Model complexity

Complexity of PCA model is first of all associated with selection of proper (optimal) number of components. The optimal number should explain the systematic variation of the data points and keep the random variation uncaptured. Traditionally, number of components is selected by investigation of eigenvalues or looking at plot with residual or explained variance. However, this is quite complicated issue and result of selection depends very much on quality of data and purpose PCA model is built for. More details can be found in this paper.

In mdatools there are several additional instruments both to select proper number of components as well as to see if, for example, new data (test set or new set of measurements) are well fitted by the model.

The first tool is the use of degrees of freedom for orthogonal and score distances, we mentioned earlier. A simple plot, where number of the degrees of freedom is plotted against number of components in PCA model can often reveal the presence of overfitting very clearly — the DoF value for the orthogonal distance, \(N_q\) jumps up significantly.

The code and its outcome below show how to make such plot separately for each distance and for both. The first plot in the figure is conventional plot with variance explained by each component. The model is made for Simdata, where it is known that the optimal number of components is two.

data(simdata)
Xc = simdata$spectra.c
Xt = simdata$spectra.t
m = pca(Xc, 6)

par(mfrow = c(2, 2))
plotVariance(m, type = "h", show.labels = TRUE)
plotQDoF(m)
plotT2DoF(m)
plotDistDoF(m)

As you can see from the plots, second component explains less than 1% of variance and can be considered as non significant. However, plot for \(N_q\) shows a clear break at \(A = 3\), indicating that both first and second PCs are important.

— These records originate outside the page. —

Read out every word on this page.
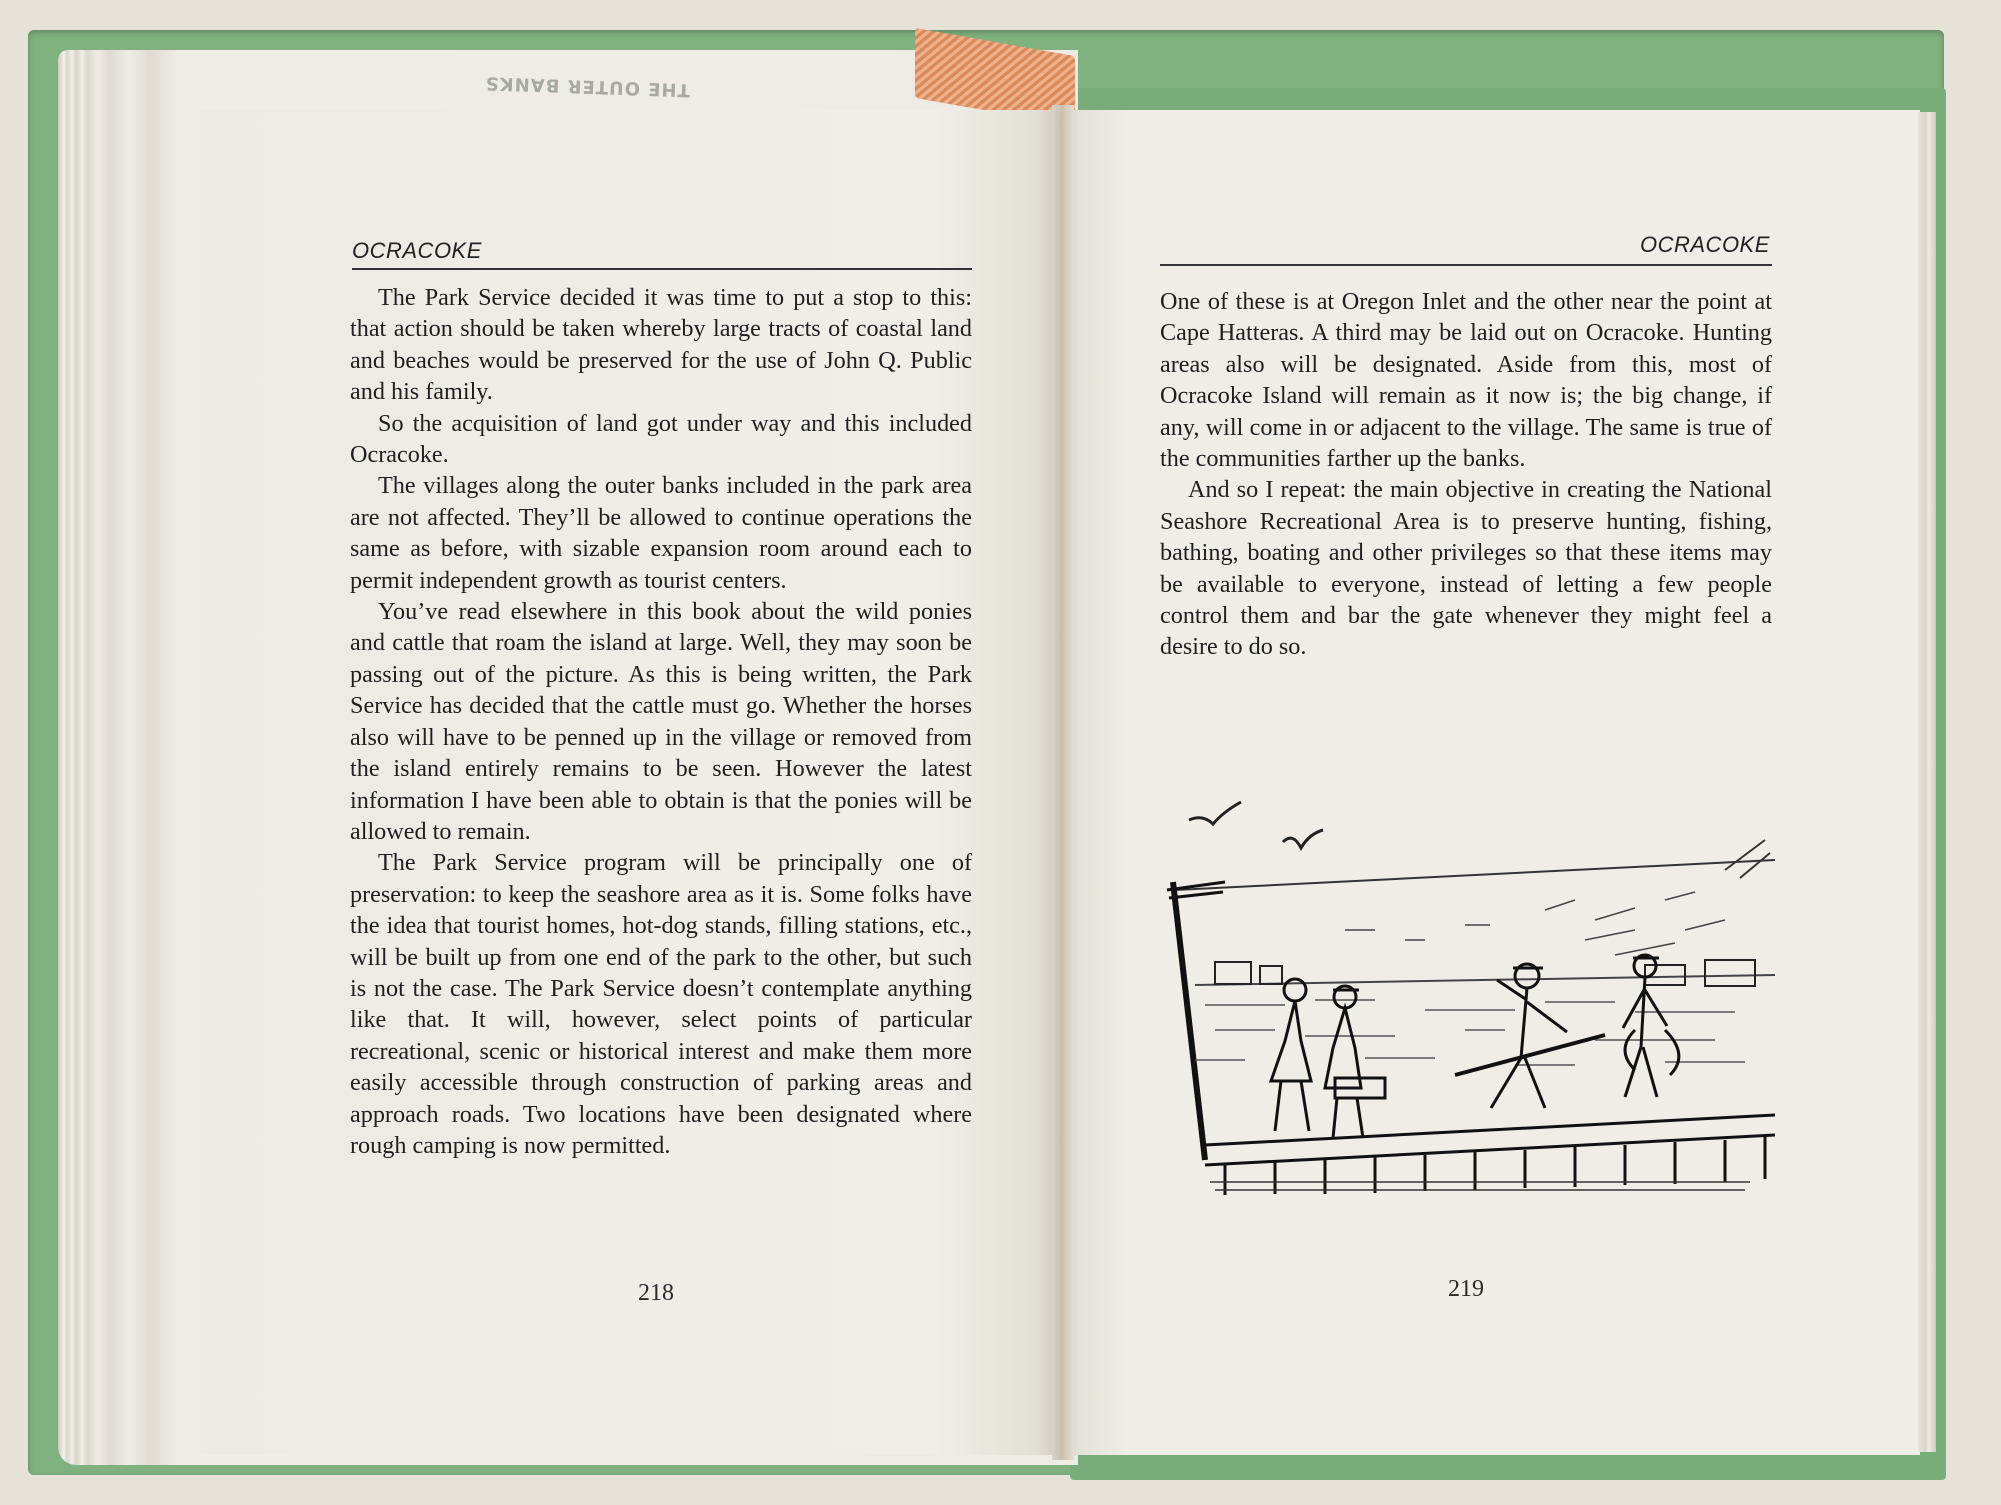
THE OUTER BANKS
OCRACOKE

The Park Service decided it was time to put a stop to this: that action should be taken whereby large tracts of coastal land and beaches would be preserved for the use of John Q. Public and his family.

So the acquisition of land got under way and this included Ocracoke.

The villages along the outer banks included in the park area are not affected. They’ll be allowed to continue operations the same as before, with sizable expansion room around each to permit independent growth as tourist centers.

You’ve read elsewhere in this book about the wild ponies and cattle that roam the island at large. Well, they may soon be passing out of the picture. As this is being written, the Park Service has decided that the cattle must go. Whether the horses also will have to be penned up in the village or removed from the island entirely remains to be seen. However the latest information I have been able to obtain is that the ponies will be allowed to remain.

The Park Service program will be principally one of preservation: to keep the seashore area as it is. Some folks have the idea that tourist homes, hot-dog stands, filling stations, etc., will be built up from one end of the park to the other, but such is not the case. The Park Service doesn’t contemplate anything like that. It will, however, select points of particular recreational, scenic or historical interest and make them more easily accessible through construction of parking areas and approach roads. Two locations have been designated where rough camping is now permitted.

218
OCRACOKE

One of these is at Oregon Inlet and the other near the point at Cape Hatteras. A third may be laid out on Ocracoke. Hunting areas also will be designated. Aside from this, most of Ocracoke Island will remain as it now is; the big change, if any, will come in or adjacent to the village. The same is true of the communities farther up the banks.

And so I repeat: the main objective in creating the National Seashore Recreational Area is to preserve hunting, fishing, bathing, boating and other privileges so that these items may be available to everyone, instead of letting a few people control them and bar the gate whenever they might feel a desire to do so.

219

The \(N_h\) values in this case do not provide any useful information.

In case if outliers present it can be useful to investigate the plot for \(N_q\) using classical and robust methods for estimation as shown in example below.

m = pca(Xc, 6)

par(mfrow = c(1, 2))
plotQDoF(m, main = "DoF plot (classic)")

m = setDistanceLimits(m, lim.type = "ddrobust")
plotQDoF(m, main = "DoF plot (robust)")

In this case both plots demonstrate quite similar behavior, however if they look differently it can be an indicator for a presence of outliers. The DoF plots work only if data driven method is used for computing of critical limits.

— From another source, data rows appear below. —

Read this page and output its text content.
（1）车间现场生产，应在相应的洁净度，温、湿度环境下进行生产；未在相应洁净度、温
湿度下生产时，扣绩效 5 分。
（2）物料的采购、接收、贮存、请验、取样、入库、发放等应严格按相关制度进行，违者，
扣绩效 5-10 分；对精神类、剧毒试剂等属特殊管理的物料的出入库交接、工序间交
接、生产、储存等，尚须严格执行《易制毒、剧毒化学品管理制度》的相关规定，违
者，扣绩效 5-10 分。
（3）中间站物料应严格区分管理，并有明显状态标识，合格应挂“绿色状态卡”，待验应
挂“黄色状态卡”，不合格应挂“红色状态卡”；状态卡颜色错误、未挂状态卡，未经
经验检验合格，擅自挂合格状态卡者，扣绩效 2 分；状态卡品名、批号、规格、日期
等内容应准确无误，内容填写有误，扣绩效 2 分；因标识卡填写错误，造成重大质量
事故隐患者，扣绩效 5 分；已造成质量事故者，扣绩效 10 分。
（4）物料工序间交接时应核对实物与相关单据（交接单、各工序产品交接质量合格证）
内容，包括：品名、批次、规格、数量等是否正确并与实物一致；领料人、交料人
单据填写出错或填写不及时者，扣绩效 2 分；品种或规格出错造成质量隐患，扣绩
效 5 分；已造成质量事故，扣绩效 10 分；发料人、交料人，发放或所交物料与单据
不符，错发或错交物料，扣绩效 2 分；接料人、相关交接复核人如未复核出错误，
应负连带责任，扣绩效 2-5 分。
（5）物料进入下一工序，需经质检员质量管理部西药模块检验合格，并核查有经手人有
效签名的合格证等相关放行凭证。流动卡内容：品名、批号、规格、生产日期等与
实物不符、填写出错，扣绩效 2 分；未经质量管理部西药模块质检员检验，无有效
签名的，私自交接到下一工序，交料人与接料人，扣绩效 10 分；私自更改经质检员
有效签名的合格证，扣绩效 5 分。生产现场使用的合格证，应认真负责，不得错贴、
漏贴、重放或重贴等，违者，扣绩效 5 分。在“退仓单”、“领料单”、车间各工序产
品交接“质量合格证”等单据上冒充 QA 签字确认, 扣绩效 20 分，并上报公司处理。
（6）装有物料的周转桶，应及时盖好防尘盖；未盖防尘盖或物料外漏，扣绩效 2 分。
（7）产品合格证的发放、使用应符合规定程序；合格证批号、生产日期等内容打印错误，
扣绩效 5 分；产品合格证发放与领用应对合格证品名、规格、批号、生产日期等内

Another way to see how many components are optimal in the model, in case if you have a test set or just a new set of measurements you want to use the model with, is to employ the Extreme plot. The plot shows a number of extreme values for different \(\alpha\). Imaging that you make several distance plots with different \(\alpha\) values and count how many objects model found as extremes. On the other hand you know that the expected value is \(\alpha I\). If you plot the number of extreme values vs. the expected number — this is the Extreme plot.

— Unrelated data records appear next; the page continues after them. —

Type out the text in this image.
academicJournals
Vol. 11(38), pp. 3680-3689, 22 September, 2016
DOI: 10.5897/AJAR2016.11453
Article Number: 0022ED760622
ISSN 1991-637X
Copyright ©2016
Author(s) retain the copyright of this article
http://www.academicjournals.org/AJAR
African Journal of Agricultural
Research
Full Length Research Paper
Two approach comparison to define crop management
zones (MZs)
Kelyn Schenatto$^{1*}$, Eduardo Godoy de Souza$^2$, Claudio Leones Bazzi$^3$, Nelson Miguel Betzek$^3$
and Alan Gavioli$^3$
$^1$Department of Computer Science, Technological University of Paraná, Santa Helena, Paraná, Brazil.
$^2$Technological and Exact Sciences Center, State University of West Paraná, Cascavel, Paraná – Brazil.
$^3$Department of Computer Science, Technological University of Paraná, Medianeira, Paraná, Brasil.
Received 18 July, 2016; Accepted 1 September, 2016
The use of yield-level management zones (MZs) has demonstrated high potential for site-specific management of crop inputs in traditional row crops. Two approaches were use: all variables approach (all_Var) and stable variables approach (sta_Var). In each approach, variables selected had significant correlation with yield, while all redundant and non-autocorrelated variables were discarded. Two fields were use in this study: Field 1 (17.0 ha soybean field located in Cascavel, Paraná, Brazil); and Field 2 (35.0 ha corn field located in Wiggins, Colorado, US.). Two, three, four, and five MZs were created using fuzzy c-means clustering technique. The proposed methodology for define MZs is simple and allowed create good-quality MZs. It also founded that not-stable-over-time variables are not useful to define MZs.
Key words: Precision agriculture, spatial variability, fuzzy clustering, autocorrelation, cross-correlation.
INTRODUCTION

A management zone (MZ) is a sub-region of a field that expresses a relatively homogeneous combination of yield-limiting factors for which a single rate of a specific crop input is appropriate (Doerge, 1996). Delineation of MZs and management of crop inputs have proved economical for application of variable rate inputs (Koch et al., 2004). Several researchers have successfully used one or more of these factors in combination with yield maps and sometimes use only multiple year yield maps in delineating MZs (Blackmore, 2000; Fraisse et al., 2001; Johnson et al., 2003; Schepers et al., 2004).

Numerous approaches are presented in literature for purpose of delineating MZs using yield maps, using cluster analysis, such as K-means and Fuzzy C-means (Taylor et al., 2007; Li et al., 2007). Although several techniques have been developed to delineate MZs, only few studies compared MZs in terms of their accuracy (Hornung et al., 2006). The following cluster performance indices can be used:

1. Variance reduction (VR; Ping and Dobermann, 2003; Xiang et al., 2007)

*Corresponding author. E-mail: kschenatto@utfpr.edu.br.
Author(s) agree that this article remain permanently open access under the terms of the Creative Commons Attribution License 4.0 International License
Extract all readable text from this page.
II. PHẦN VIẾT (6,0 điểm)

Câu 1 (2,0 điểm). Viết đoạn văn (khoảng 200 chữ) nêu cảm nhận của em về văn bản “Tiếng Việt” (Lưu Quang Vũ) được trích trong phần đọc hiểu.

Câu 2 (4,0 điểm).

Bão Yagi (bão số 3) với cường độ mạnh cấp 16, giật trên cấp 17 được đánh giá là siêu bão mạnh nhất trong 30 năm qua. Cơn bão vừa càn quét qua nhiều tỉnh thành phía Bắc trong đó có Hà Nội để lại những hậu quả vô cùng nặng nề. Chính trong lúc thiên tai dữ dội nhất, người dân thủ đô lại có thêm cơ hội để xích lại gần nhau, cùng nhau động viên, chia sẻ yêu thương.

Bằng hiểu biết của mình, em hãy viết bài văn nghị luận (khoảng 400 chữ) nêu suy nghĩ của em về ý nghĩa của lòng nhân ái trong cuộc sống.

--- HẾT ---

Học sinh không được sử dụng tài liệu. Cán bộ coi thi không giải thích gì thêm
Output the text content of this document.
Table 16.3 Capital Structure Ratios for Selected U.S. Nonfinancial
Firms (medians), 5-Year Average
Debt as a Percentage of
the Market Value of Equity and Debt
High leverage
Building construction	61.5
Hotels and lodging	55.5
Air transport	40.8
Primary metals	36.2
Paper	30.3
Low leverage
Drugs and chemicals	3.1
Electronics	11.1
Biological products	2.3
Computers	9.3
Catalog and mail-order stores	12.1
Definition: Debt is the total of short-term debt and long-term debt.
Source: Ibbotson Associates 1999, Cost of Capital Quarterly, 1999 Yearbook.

If model captures systematic variation both for calibration and test set the points on this plot will lie within a confidence ellipse shown using light blue color. However, if model is overfitted, the points are getting outside it.

Below you can see two Extreme plots made for the same data as the previous example. The left plot show results for calibration set for number of components in the PCA model equal to 2 and 3. The right plot show the results for the test set.

Xc = simdata$spectra.c
Xt = simdata$spectra.t
m = pca(Xc, 6, x.test = Xt)

par(mfrow = c(1, 2))
plotExtreme(m, comp = 2:3, main = "Extreme plot (cal)")
plotExtreme(m, comp = 2:3, res = m$res$test, main = "Extreme plot (test)")

As you can see, in case of calibration set, the points are lying withing confidence ellipse for both \(A = 2\) and \(A = 3\). However for the test set, the picture is quite different. In case of \(A = 2\) most of the points are inside the interval, but for \(A = 3\) all of them are clearly outside.

We hope these new tools will make the use of PCA more efficient.